Accordingly, this court should adopt the recommendation of the Board. Even assuming that my colleagues are right about the meaning of “restitution,” this is not the case to make their point. We could avoid without difficulty the creation of an allegedly erroneous precedent by making it clear in our opinion that the award of restitution in the amount specified is based on Robertson’s failure to object, and that it has no precedential value beyond that of a consent decree. As the court pointed out in City of Jackson, supra, 519 F.2d at 1152,

courts fully understand that such decrees do not purport to be definitive statements of the parties’ legal rights and will accord them little or no weight in the determination of the rights of persons not party to them.

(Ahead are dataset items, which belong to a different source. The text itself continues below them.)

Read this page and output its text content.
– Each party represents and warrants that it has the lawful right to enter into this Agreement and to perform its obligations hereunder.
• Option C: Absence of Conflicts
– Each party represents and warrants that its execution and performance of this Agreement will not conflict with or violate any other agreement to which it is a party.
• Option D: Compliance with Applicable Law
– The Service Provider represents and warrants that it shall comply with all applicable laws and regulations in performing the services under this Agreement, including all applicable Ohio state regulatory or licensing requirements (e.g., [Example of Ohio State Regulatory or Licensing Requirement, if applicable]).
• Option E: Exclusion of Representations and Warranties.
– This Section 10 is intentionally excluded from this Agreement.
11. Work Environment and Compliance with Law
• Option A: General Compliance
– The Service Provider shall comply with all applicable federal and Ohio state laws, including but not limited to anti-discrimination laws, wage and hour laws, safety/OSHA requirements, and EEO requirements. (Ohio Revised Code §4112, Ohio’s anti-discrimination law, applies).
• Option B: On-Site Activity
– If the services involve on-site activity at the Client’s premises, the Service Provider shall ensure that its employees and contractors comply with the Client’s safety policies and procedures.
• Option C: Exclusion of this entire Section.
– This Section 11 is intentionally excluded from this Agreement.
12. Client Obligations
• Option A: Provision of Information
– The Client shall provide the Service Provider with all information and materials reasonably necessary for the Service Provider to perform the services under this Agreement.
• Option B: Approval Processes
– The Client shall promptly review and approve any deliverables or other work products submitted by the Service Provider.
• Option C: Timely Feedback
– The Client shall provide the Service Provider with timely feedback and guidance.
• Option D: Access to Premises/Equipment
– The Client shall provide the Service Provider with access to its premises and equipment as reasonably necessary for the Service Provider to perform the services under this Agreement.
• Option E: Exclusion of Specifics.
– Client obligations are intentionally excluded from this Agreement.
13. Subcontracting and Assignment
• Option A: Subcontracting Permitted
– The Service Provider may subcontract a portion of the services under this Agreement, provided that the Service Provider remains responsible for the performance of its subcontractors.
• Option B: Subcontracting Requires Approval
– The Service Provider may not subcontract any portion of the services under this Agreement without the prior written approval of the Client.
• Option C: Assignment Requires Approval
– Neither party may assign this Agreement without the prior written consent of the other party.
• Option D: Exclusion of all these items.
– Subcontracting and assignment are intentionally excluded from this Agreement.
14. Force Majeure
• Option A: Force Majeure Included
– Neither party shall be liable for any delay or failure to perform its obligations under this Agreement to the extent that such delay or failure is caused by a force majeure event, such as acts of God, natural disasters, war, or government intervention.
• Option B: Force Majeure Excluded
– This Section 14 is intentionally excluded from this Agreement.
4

I add a few words in response to Part IV of the majority opinion. The standard which the courts apply in determining whether to approve a disposition to which the parties have consented is, as I have noted, far less exacting than that which is utilized in reviewing contested orders. See United States v. Allegheny-Ludlum Industries, Inc., 517 F.2d 826, 850 (5th Cir.1975), (“our scope of review is narrow”), cert. denied, 425 U.S. 944, 96 S.Ct. 1684, 48 L.Ed.2d 187 (1976). A court may well approve relief in a consent decree which it would not award if the point were disputed. Chiding me for “suggesting that we order restitution without regard to what our rules allow,” my colleagues completely overlook this critical distinction. For reasons that seem to me to exalt perceived pristine analytical purity over the practical requirements of the law and of justice, they deny a wronged client relief which even the offending lawyer claims to be willing to provide him.

The parties having consented to the principle of “make whole” restitution, the court’s responsibility is not to treat the case as if such relief were being challenged. It is not our function to overlook the acquiescence of the parties and to probe the theoretical merits of an issue which is not being contested before us and *1248which has not even been briefed.9 Rather, we must decide whether the proposed remedy is unlawful, unreasonable or inequitable. City of Jackson, supra. That, in my view, is the question here presented. If my colleagues had asked it, they would surely have been compelled to agree that the right answer — the only reasonable and just answer — is a resounding no!10

III

The decision which the majority reaches today has considerable significance for lawyers and clients in this jurisdiction. If, as my colleagues say, the restitution which the client can obtain from the lawyer through the disciplinary process consists of no more than any “money, interest or thing of value that the client has paid or entrusted to the lawyer in the course of the representation,” without any further compensation for losses incurred, then a client who has been injured by an attorney’s unethical conduct and who has participated in any disciplinary proceedings will also have to hire another lawyer and sue the wayward advocate.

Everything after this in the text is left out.